Tiffany made it her mission to adapt and succeed in the new country, spending a lot of her time watching videos to perfect her English pronunciation, taking notes on what she couldn't understand in class, and pushing herself to speak up. She came from one of the top three high schools in Ho Chi Minh City, but here, her stellar Vietnamese GPA translated to mere Bs—a humbling shift that only fueled her determination.

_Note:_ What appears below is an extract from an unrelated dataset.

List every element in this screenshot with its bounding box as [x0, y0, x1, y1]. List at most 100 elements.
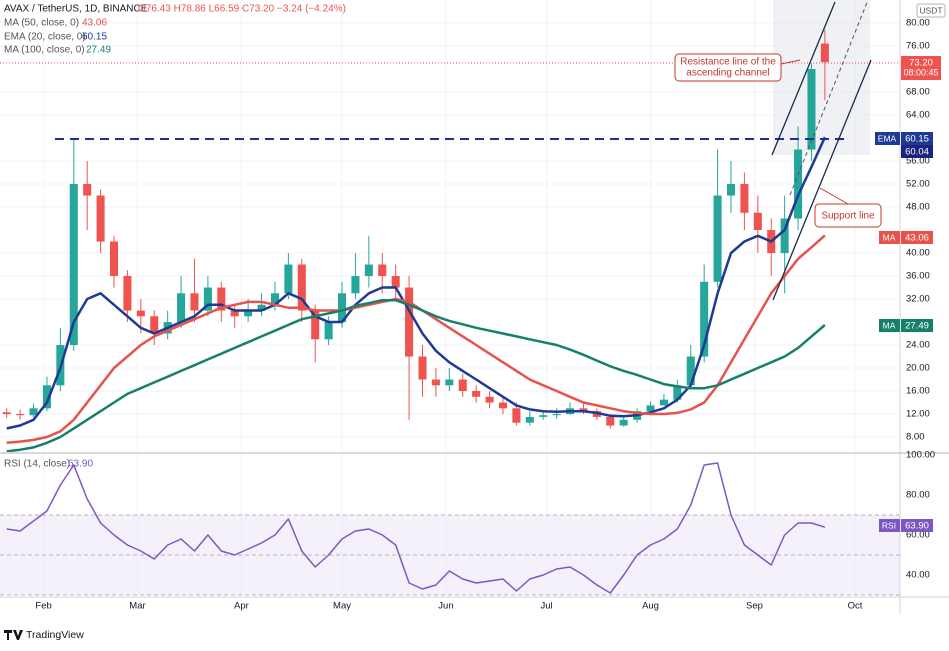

After graduating from high school in 2023, she enrolled in summer classes at Santa Rosa Junior College without taking a break, intending to finish the requirements for an associate’s degree in precisely two years. She developed a carefully crafted spreadsheet outlining her education plan. While other students eased into college life, in the fall of her first full academic year, she enrolled in an ambitious 22-unit course load including Statistics, Math, Biology, Marketing, English, and Economics. Tiffany felt she was racing against expectations, and she wanted to prove herself worthy of respect in her adopted country.

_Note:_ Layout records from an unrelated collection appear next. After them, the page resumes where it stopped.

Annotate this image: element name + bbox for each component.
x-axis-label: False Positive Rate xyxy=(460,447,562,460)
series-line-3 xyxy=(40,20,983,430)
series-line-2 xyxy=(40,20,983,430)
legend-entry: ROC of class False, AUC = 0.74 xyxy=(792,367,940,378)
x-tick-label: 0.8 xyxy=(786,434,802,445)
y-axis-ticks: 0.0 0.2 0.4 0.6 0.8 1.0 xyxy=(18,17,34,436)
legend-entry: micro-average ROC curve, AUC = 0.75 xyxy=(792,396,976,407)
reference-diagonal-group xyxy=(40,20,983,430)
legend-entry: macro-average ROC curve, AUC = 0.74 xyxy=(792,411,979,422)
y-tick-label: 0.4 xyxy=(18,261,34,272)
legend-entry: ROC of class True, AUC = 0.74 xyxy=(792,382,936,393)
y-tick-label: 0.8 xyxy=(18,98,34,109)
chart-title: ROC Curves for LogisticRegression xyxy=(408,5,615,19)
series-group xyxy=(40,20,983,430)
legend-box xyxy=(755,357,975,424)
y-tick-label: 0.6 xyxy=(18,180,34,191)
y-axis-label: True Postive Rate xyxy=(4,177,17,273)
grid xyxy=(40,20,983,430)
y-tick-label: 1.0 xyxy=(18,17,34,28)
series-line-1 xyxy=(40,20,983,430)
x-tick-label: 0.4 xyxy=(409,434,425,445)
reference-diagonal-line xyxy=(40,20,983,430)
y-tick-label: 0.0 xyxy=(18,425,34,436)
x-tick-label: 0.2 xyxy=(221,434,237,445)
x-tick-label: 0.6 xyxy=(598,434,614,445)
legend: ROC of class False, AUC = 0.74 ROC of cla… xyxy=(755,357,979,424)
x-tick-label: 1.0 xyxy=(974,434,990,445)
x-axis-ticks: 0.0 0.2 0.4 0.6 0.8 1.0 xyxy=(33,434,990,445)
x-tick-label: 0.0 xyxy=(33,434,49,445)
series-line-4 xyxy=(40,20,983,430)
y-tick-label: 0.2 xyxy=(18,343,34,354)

The math lab in the Kunde Hall became her sanctuary, and she also found her first college friends there. She worked as a Peer Assisted Learning Specialist (PALS), helping fellow students with calculus. This experience strengthened her own mastery of the subject and reflected her commitment to lifting others up as she advanced. She also received the Doyle Scholarship to help with her tuition. She was already involved in clubs like Rotaract and Phi Theta Kappa when a friend who was running for Student Government Assembly President asked her to join his slate. Tiffany hesitated. “Politics” felt intimidating for someone still navigating language barriers. Still, she knew she needed to build an impressive resume to gain admission to the school of her dreams - UC Berkeley's prestigious Haas School of Business. She was elected Vice President of Marketing for the Student Government and learned to navigate the politics of her new role while maintaining nearly perfect grades.
In spring 2025, Tiffany had achieved what seemed impossible: four associate degrees in business, economics, mathematics, and social and behavioral sciences, acceptance to multiple UCs, and most importantly, admission to Haas School of Business, the top-ranked program that represented everything she'd worked toward.